A 2013 study into future needs for hospice services has highlighted the ‘escalating demand’ for palliative care that an ageing population will create.
Hospice charities, including Rennie Grove Hospice Care, have chosen Hospice Care Week, which runs from today, to highlight the coming growth in demand, and to stress the importance of local planning for the surge in patient numbers.
Sue Varvel, director of nursing and clinical services at Rennie Grove, and current chair of Buckinghamshire Palliative Care Provider Board, said: “We know that in the next few years there will be a significant rise in the numbers of people needing palliative care.
“Many of these people will be living into their ninth and tenth decades, often with complex health conditions.

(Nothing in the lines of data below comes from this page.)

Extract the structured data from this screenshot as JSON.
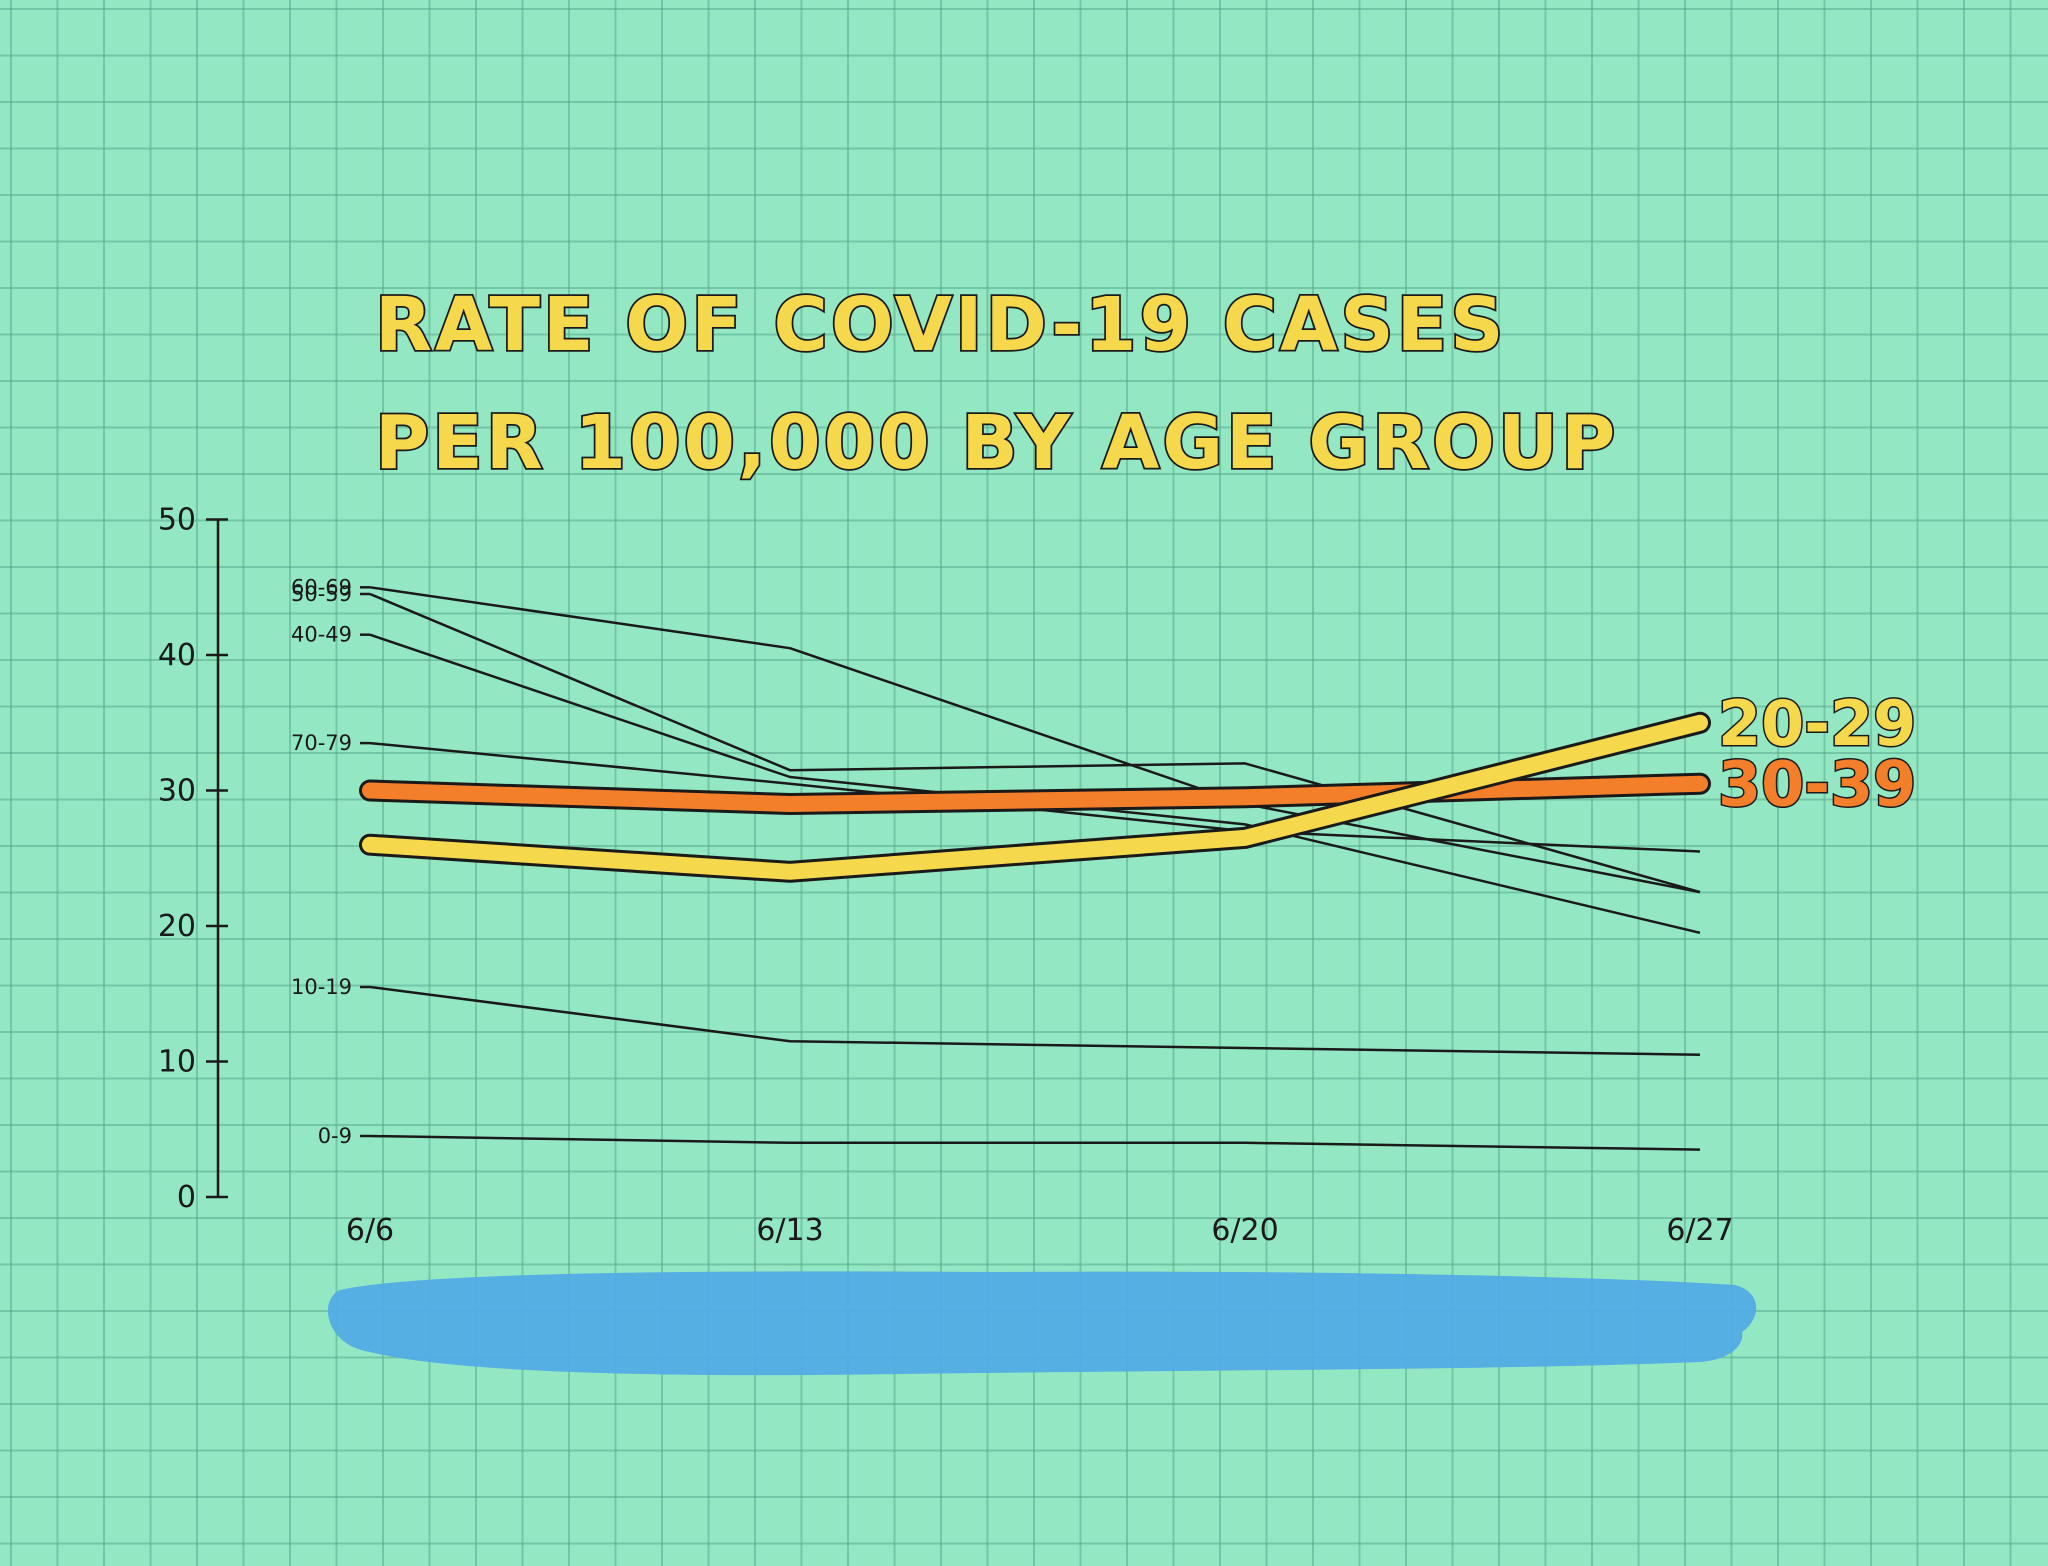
{
  "chart_data": {
    "type": "line",
    "title": [
      "RATE OF COVID-19 CASES",
      "PER 100,000 BY AGE GROUP"
    ],
    "categories": [
      "6/6",
      "6/13",
      "6/20",
      "6/27"
    ],
    "yticks": [
      "0",
      "10",
      "20",
      "30",
      "40",
      "50"
    ],
    "ylim": [
      0,
      50
    ],
    "grid": true,
    "series": [
      {
        "name": "60-69",
        "values": [
          45.0,
          40.5,
          29.0,
          22.5
        ],
        "color": "#1a1a1a",
        "emphasis": false
      },
      {
        "name": "50-59",
        "values": [
          44.5,
          31.5,
          32.0,
          22.5
        ],
        "color": "#1a1a1a",
        "emphasis": false
      },
      {
        "name": "40-49",
        "values": [
          41.5,
          31.0,
          27.5,
          19.5
        ],
        "color": "#1a1a1a",
        "emphasis": false
      },
      {
        "name": "70-79",
        "values": [
          33.5,
          30.5,
          27.0,
          25.5
        ],
        "color": "#1a1a1a",
        "emphasis": false
      },
      {
        "name": "10-19",
        "values": [
          15.5,
          11.5,
          11.0,
          10.5
        ],
        "color": "#1a1a1a",
        "emphasis": false
      },
      {
        "name": "0-9",
        "values": [
          4.5,
          4.0,
          4.0,
          3.5
        ],
        "color": "#1a1a1a",
        "emphasis": false
      },
      {
        "name": "30-39",
        "values": [
          30.0,
          29.0,
          29.5,
          30.5
        ],
        "color": "#f47f2a",
        "emphasis": true
      },
      {
        "name": "20-29",
        "values": [
          26.0,
          24.0,
          26.5,
          35.0
        ],
        "color": "#f6d84c",
        "emphasis": true
      }
    ]
  },
  "colors": {
    "paper": "#93e8c3",
    "grid": "#58aa8c",
    "paint_blob": "#52ace5",
    "title_fill": "#f6d84c",
    "ink": "#1a1a1a"
  }
}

They will need high quality palliative care as they approach the end of life.
“Care providers need to work closely with local Clinical Commissioning Groups to secure as much funding as possible for palliative care services. ”
The annual number of deaths in the UK has been steadying in recent years, but will start to rise in 2015, according to national projections. At the same time, the statistics point to a ‘dramatic increase’ in the number of older people in the UK, and a corresponding sharp rise in demand for hospice and other palliative care services.
Rennie Grove chairman of trustees, Stephen Spiro said: “These predictions match our own experience. Demand for our hospice at home and day hospice services continues to grow each year, and our nurses are looking after patients who are living longer with increasingly complex illnesses.
“However, the annual growth in patient referrals slowed a little last year and this matches the current national picture of a falling death rate. The number of deaths in the UK is set to start rising in 2015, and that’s when we expect to face the beginning of a period of dramatically increased need for our services.”
Rennie Grove seeks to enable people with life-limiting illnesses to remain at home with their families for as long as possible, and avoid unnecessary hospital admissions.
Sue added: “Most people, when asked, say they would prefer to die at home, but, sadly, across the country that aspiration is not matched by experience. At Rennie Grove, our 24-hour on-call hospice at home service enables 65 per cent of our patients to die at home. However, across the nation as a whole, the number of people dying at home is only 25%.”